Patio Cafe owner Robyn Richardson says that despite the warm weather, she has rolled out some of her seasonal favorite recipes, including pumpkin pancakes, pumpkin muffins, and a cake made with pumpkin, pear and toasted pecans. The Patio Cafe is in the Fig Garden Shopping Center at Shaw and Palm avenues in Fresno.
“On weekends, the pancakes are a big seller,” Richardson says. “It reminds people of fall and cooler weather.”
Roasted whole baby pumpkin with lemon butter sauce
6 baby pumpkins
8 ounces, smoked chicken
4 ounces, Jarlsberg cheese
2 tablespoons, hot chile sauce
1 onion, chopped
1 tablespoon, butter
6 ounces, heavy cream
1 tablespoon, chopped chives
Freshly ground salt and pepper
Carefully cut the top off each small pumpkin. Retain.

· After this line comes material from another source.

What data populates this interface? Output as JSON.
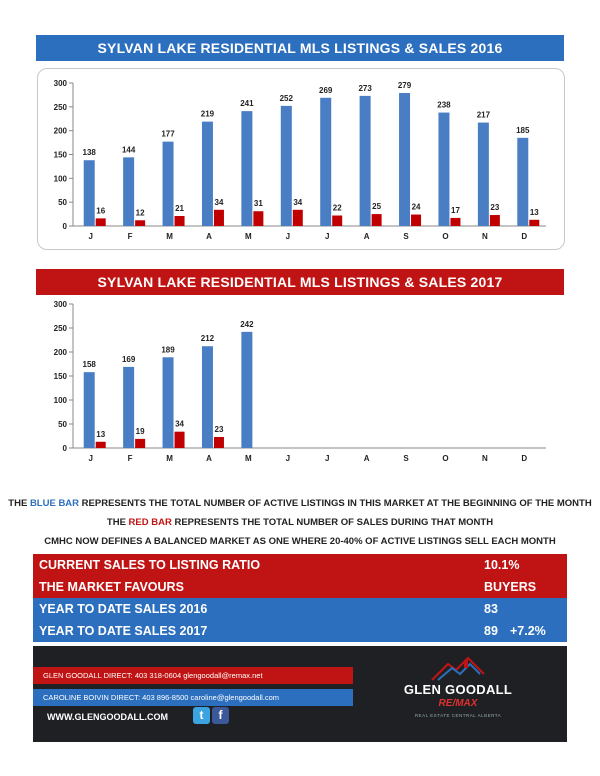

Discard the seeds and season the pumpkin with salt and pepper. Sauté butter and soften onion over medium heat.
In a bowl, combine chicken, cheese, cooked onion and chives. Season with salt, pepper and chile sauce.
Stuff pumpkins with chicken mixture and add one ounce of heavy cream per pumpkin.
Place the top on each pumpkin, cover with foil and roast at 350 degrees for 45 minutes.
Serve with one ounce of sauce.
Lemon butter sauce
2 diced shallots
1 cup white wine
1 ounce champagne vinegar
2 ounces heavy cream
6 ounces unsalted butter
Juice of one lemon
1 tablespoon chives
Freshly ground salt and pepper
Red and pink peppercorns
Simmer shallots, wine and vinegar into sauce pan, reducing by half.
Add heavy cream and reduce, adding butter as needed.
Season with salt, pepper and lemon juice.
Garnish with chives and peppercorns just before serving.
– Vintage Press Restaurant, Visalia
Everyone’s favorite pumpkin cake
2 boxes Duncan Hines yellow cake mix
1 1/2 cups unsalted butter, softened slightly
3 cups canned pumpkin
1 can sweetened condensed milk
6 large eggs
1 1/2 cups sugar
1/4 teaspoon ginger
1/4 teaspoon nutmeg
1/2 teaspoon cloves
1/2 teaspoon allspice
1/2 teaspoon salt
1 1/2 teaspoons cinnamon
1 cup chopped toasted walnuts
Spread half a box of cake mix in the bottom of an 11 by 15 baking pan.
Using a hand mixer, beat pumpkin, condensed milk, eggs, sugar and spices. Pour over first layer and spread evenly.
In a medium bowl, use a fork or pastry cutter to blend one box of cake mix with butter. Mix in walnuts and sprinkle evenly over pumpkin batter. Bake at 350 degrees for 60-70 minutes until lightly browned and set.
Note: You will have half a box of cake mix left. Consider sprinkling powdered sugar over the cooled cake.